Впрочем, Кукулин тоже, кажется, умеет поярче — но только когда выступает не как журнальный критик, а как сетевой рецензент и обозреватель, колумнист. Посмотрите, например, его работы в архиве безвременно усопшего электронного ресурса OpenSpace: тут тебе и слог пружинист, и шутки едки, и заголовочки на загляденье: “Шарашкина контора”, “Следим за руками”, “С зашитым ртом”, “Во глубине потайных карманов”… И вообще — “Мы все в ответе за козла”.

Зато стоит ему вернуться на “бумагу”, хоть в “Новое литературное обозрение”, где он печатается чаще всего, хоть в “Дружбу народов”, “Новый мир”, “Знамя”, где он появляется тоже, как сразу же начинается: “Авторы, склонные к решению подобных задач, стремились воссоздать меняющееся, имеющее свой путь развития переживание непредсказуемых и многоуровневых связей явлений и событий мира. Такая апелляция к сложным и многозначным связям среди “монтажа образов” была не у всех представителей этого круга” (“НЛО”, 2003, № 59).

Уф!.. Так вязко не пишут, пожалуй, уже и в ученых записках Урюпинского, если есть такой, педагогического университета.

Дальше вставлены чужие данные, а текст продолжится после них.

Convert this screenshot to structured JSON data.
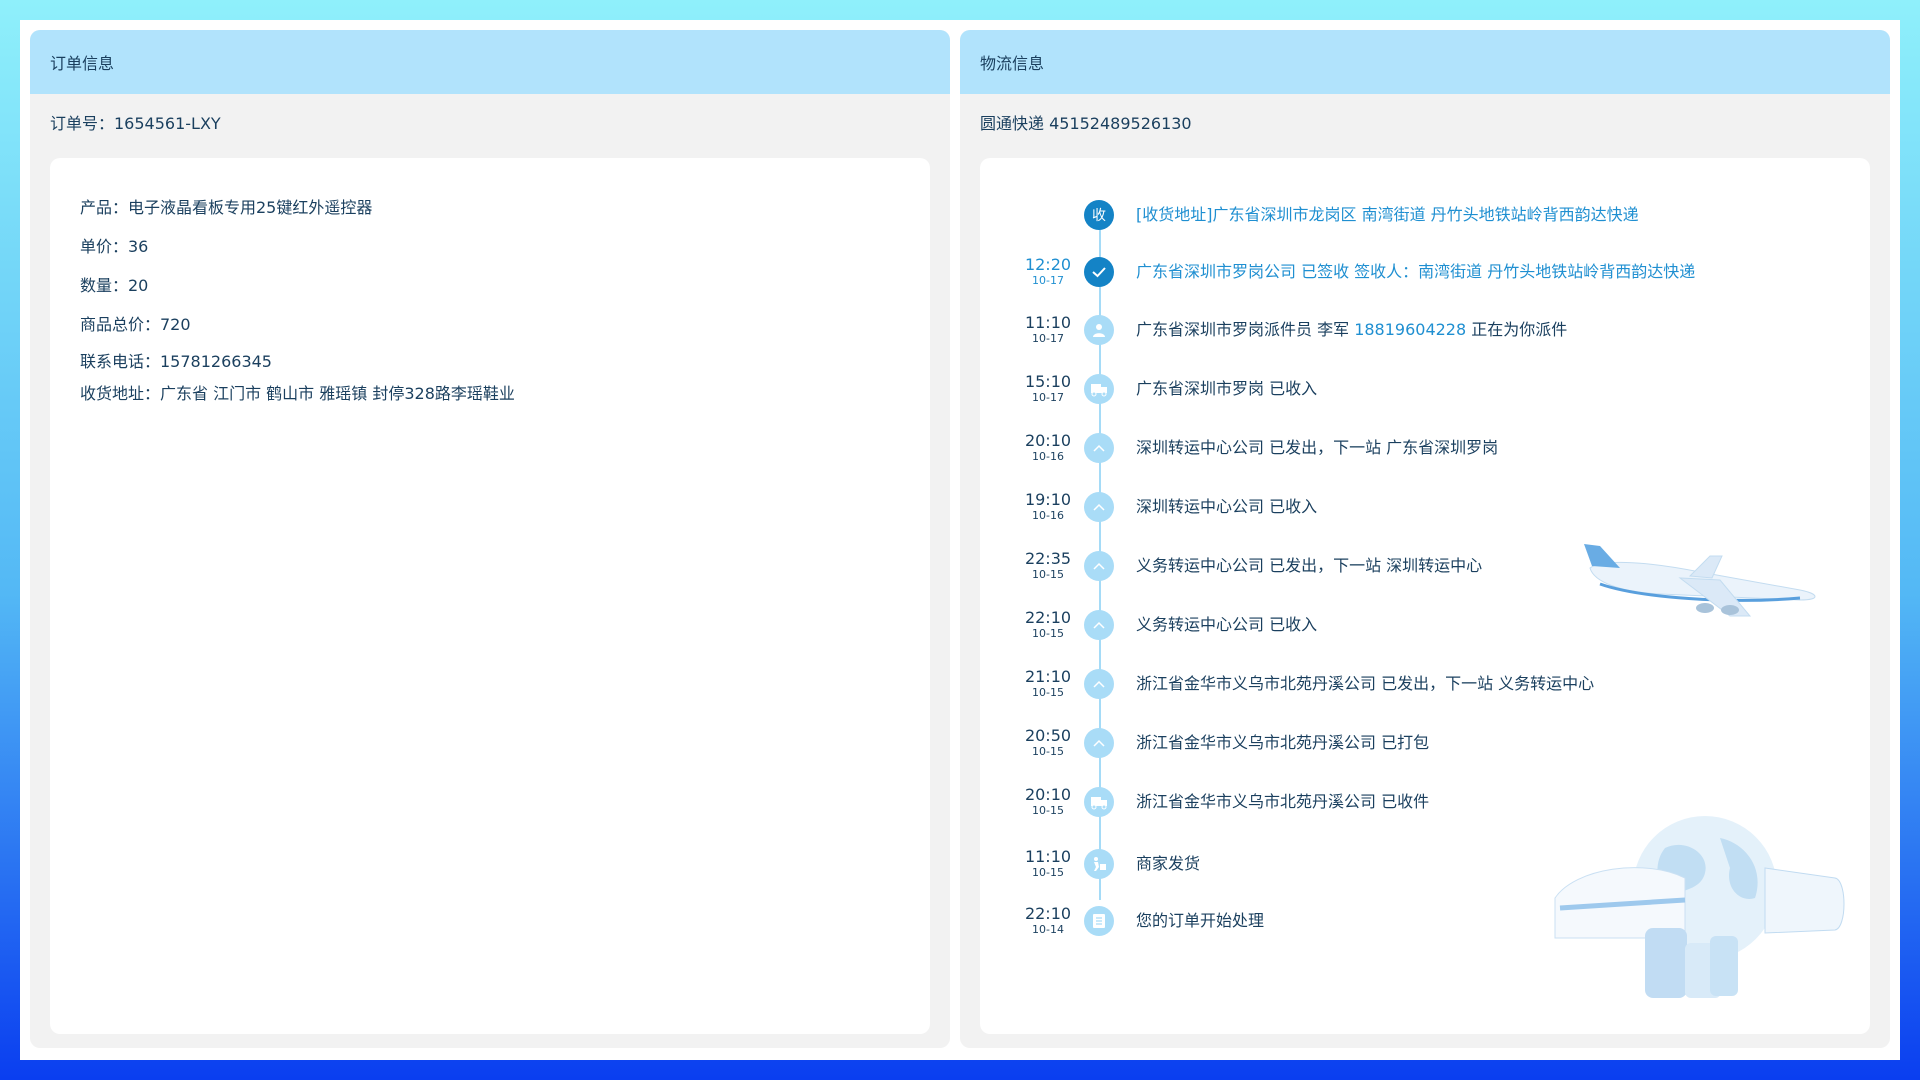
{
  "order": {
    "header": "订单信息",
    "order_no": "订单号：1654561-LXY",
    "product": "产品：电子液晶看板专用25键红外遥控器",
    "unit_price": "单价：36",
    "quantity": "数量：20",
    "total": "商品总价：720",
    "phone": "联系电话：15781266345",
    "address": "收货地址：广东省 江门市 鹤山市 雅瑶镇 封停328路李瑶鞋业"
  },
  "logistics": {
    "header": "物流信息",
    "carrier": "圆通快递  45152489526130",
    "timeline": [
      {
        "icon": "收",
        "time": "",
        "date": "",
        "text": "[收货地址]广东省深圳市龙岗区  南湾街道  丹竹头地铁站岭背西韵达快递",
        "active": true
      },
      {
        "icon": "check-icon",
        "time": "12:20",
        "date": "10-17",
        "text": "广东省深圳市罗岗公司  已签收 签收人：南湾街道  丹竹头地铁站岭背西韵达快递",
        "active": true
      },
      {
        "icon": "courier-icon",
        "time": "11:10",
        "date": "10-17",
        "text": "广东省深圳市罗岗派件员 李军 ",
        "phone": "18819604228",
        "text_after": " 正在为你派件",
        "active": false
      },
      {
        "icon": "warehouse-icon",
        "time": "15:10",
        "date": "10-17",
        "text": "广东省深圳市罗岗 已收入",
        "active": false
      },
      {
        "icon": "chevron-up-icon",
        "time": "20:10",
        "date": "10-16",
        "text": "深圳转运中心公司 已发出，下一站 广东省深圳罗岗",
        "active": false
      },
      {
        "icon": "chevron-up-icon",
        "time": "19:10",
        "date": "10-16",
        "text": "深圳转运中心公司 已收入",
        "active": false
      },
      {
        "icon": "chevron-up-icon",
        "time": "22:35",
        "date": "10-15",
        "text": "义务转运中心公司 已发出，下一站 深圳转运中心",
        "active": false
      },
      {
        "icon": "chevron-up-icon",
        "time": "22:10",
        "date": "10-15",
        "text": "义务转运中心公司 已收入",
        "active": false
      },
      {
        "icon": "chevron-up-icon",
        "time": "21:10",
        "date": "10-15",
        "text": "浙江省金华市义乌市北苑丹溪公司 已发出，下一站 义务转运中心",
        "active": false
      },
      {
        "icon": "chevron-up-icon",
        "time": "20:50",
        "date": "10-15",
        "text": "浙江省金华市义乌市北苑丹溪公司 已打包",
        "active": false
      },
      {
        "icon": "warehouse-icon",
        "time": "20:10",
        "date": "10-15",
        "text": "浙江省金华市义乌市北苑丹溪公司 已收件",
        "active": false
      },
      {
        "icon": "shipper-icon",
        "time": "11:10",
        "date": "10-15",
        "text": "商家发货",
        "active": false
      },
      {
        "icon": "document-icon",
        "time": "22:10",
        "date": "10-14",
        "text": "您的订单开始处理",
        "active": false
      }
    ]
  },
  "colors": {
    "header_bg": "#b1e3fc",
    "accent": "#1f8fd1",
    "dot_dark": "#1483c6",
    "dot_light": "#a9dcf7",
    "text": "#1a3f5e"
  }
}
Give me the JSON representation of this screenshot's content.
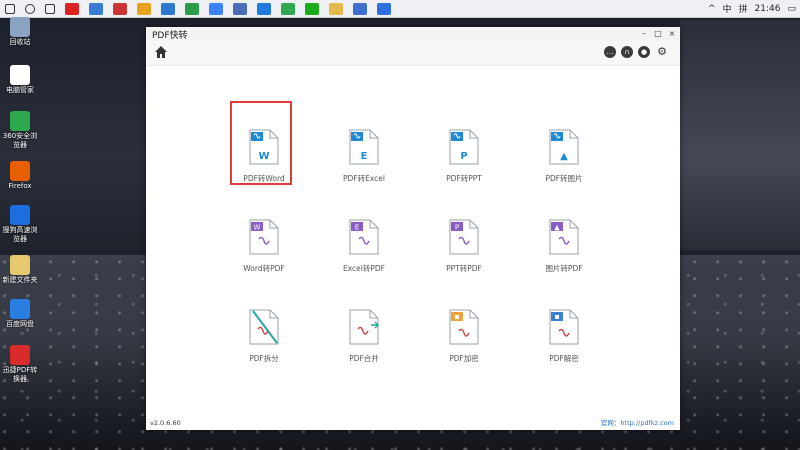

И возникает вопрос: зачем?

Ради какой цели критик с неплохими вроде бы задатками полемиста, умеющий, когда захочет, устанавливать контакт с ни в чем не повинным “широким” читателем, превращает свои журнальные статьи в нечто, может быть, и толковое, но заведомо неудобочитаемое?

Ради того, я догадываюсь, чтобы еще и этим — преднамеренно затрудненным и оскучненным, демонстративно неартистичным слогом — выделиться из ряда статусных (назовем их толстожурнальными) критиков современной литературы».

Итак, с Чуприниным у Кукулина, похоже, именно стилистические расхождения. Именно аналитический, незанимательный, терминологически насыщенный стиль кукулинского письма, а не его содержание раздражает Чупринина, который цитирует Кукулина в том числе и по «Знамени», в котором он — главный редактор. Однако, пытаясь объяснить этот, как ему кажется, намеренно, искусственно усложненный стиль, Чупринин меняет местами причину и следствие. Нет, Кукулину вовсе не приходится специально ломать себя, свой язык, чтобы показать свою разность с окружающей речевой и идеологической средой.

Все ровно наоборот. Кукулин пишет так не для того чтобы, а потому что. Потому что исходная для него, но, быть может, еще не до конца отрефлектированная им модель литературы предполагает иную задачу и иное устройство литературно-критического высказывания, чем то, где уместны весь тот риторический антураж, все те яркие метафоры, ловко скроенные сюжеты и прочие «литературные» приемы, о которых пишет Чупринин.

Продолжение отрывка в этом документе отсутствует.